Fat, raccoon-faced, and with the severed head of one of his enemies at his feet, Ieyasu Tokugawa, Japan’s mightiest shogun, hardly looks like a heartthrob. Yet this is the image of him that confronts awestruck young women when they travel to the village of Sekigahara in central Japan.
There, in 1600, Tokugawa used brilliant tactics—and treachery—to win the deciding battle in a civil war that enabled him to found a 265-year ruling dynasty. Now young women are turning him, and the warlords who fought against him, into objects of hero worship. “It’s like a samurai boom,” says a curator at the local museum. “The young women seem to adore the codes of loyalty and friendship by which the samurai lived.”
Who says video games poison the minds of the young?

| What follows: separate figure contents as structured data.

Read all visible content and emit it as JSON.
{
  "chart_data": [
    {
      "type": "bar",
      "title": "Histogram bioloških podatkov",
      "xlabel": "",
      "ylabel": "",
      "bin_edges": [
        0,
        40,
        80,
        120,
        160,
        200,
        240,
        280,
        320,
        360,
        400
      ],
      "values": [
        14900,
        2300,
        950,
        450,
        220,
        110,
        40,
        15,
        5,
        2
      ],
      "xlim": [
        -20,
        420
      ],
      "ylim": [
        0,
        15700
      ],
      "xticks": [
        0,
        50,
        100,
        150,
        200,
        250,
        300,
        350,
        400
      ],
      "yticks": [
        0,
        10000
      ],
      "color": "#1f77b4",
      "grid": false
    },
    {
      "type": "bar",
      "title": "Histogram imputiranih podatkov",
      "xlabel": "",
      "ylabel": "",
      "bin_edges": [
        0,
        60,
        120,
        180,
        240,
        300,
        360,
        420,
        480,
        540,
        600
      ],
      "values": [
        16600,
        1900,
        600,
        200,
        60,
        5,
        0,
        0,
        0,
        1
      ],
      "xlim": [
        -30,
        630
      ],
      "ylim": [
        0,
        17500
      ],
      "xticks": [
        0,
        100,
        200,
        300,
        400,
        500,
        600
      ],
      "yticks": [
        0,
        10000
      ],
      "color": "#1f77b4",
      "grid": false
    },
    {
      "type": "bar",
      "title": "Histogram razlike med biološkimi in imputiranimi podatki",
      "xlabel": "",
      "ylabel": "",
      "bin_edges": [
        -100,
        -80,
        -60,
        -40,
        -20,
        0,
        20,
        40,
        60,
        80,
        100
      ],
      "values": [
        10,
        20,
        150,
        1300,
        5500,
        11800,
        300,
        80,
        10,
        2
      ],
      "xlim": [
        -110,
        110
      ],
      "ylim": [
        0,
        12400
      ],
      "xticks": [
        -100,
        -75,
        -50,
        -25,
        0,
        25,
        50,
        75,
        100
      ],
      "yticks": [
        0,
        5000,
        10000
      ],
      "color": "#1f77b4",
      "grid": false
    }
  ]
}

The phenomenon of the “history-loving women” is the serendipitous offshoot of a Japanese video game called “Sengoku Basara” (Devil Kings), which has the usual male fare of flashing swords, castles and conquests.
What is different, says its creator, Hiroyuki Kobayashi of Capcom, an Osaka-based gaming company, is that there is no severing of limbs or gushing of blood. Moreover, the characters are brave, noble and, above all, attractive—even if their namesakes bore few of these qualities in real life (see picture below).

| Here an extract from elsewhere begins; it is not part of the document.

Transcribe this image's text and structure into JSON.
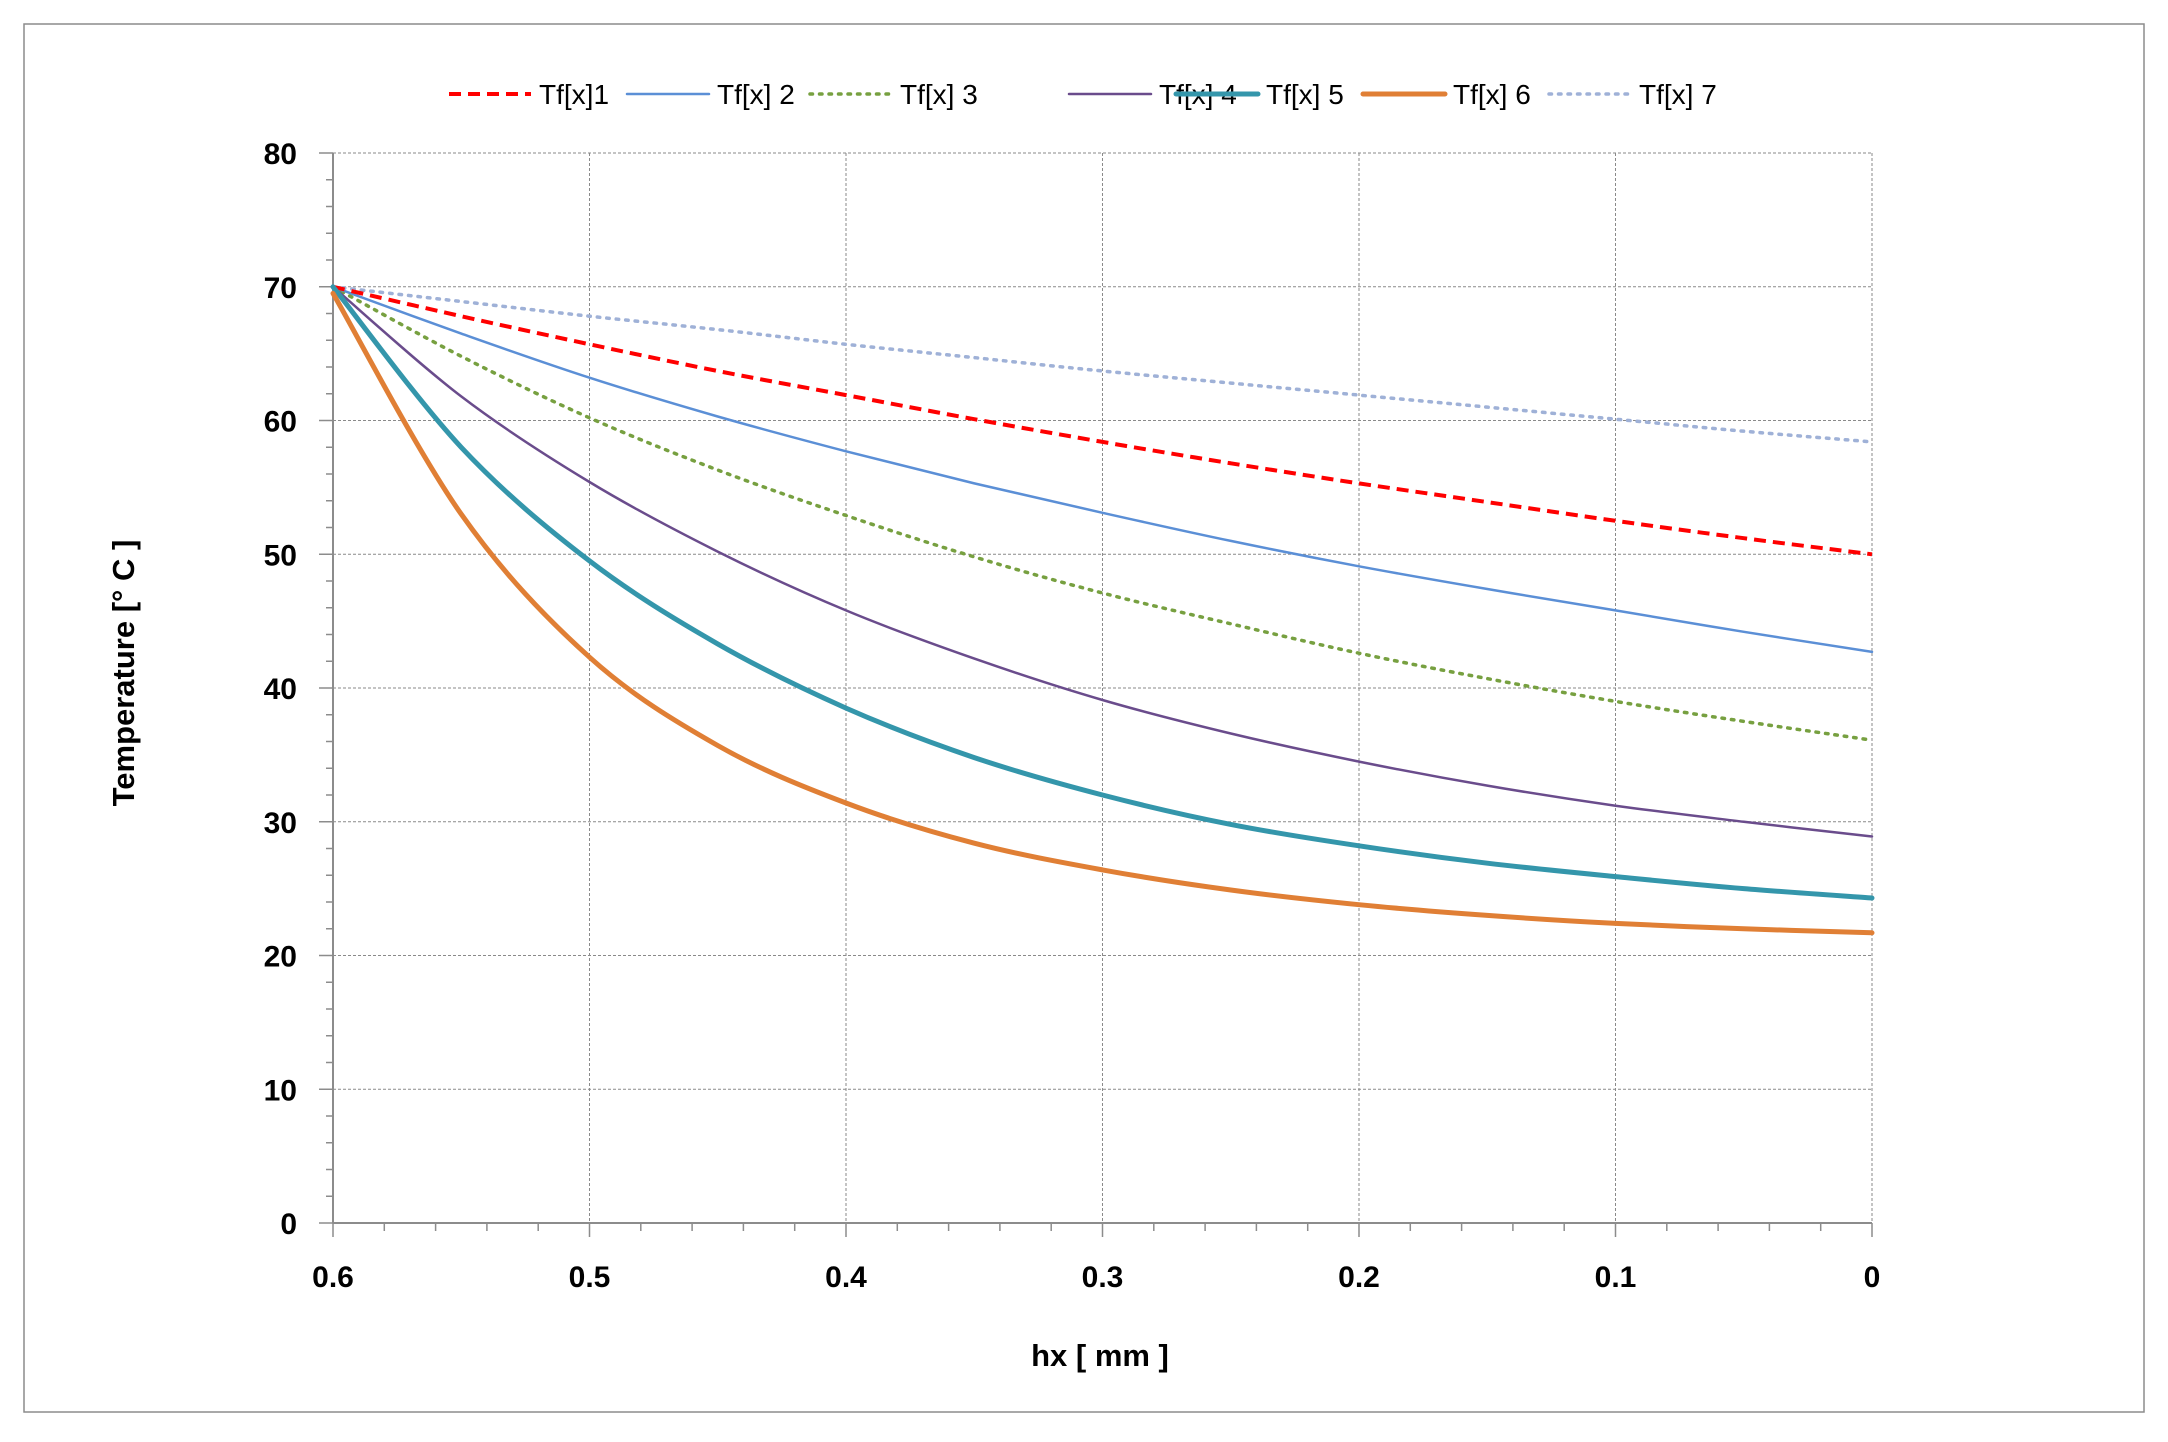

To his surprise, Mr Kobayashi found himself besieged by women smitten with the characters—sometimes over their boyfriends’ hunched shoulders. Besides the good looks, they said they yearned for the sense of adventure and honour of the medieval era. From a gaming point of view, he may have stumbled upon a badly needed new source of revenue. Women rarely play action video games, but, when they do, tend to be more loyal to a game (men apparently bore sooner of slashing their enemies to bits).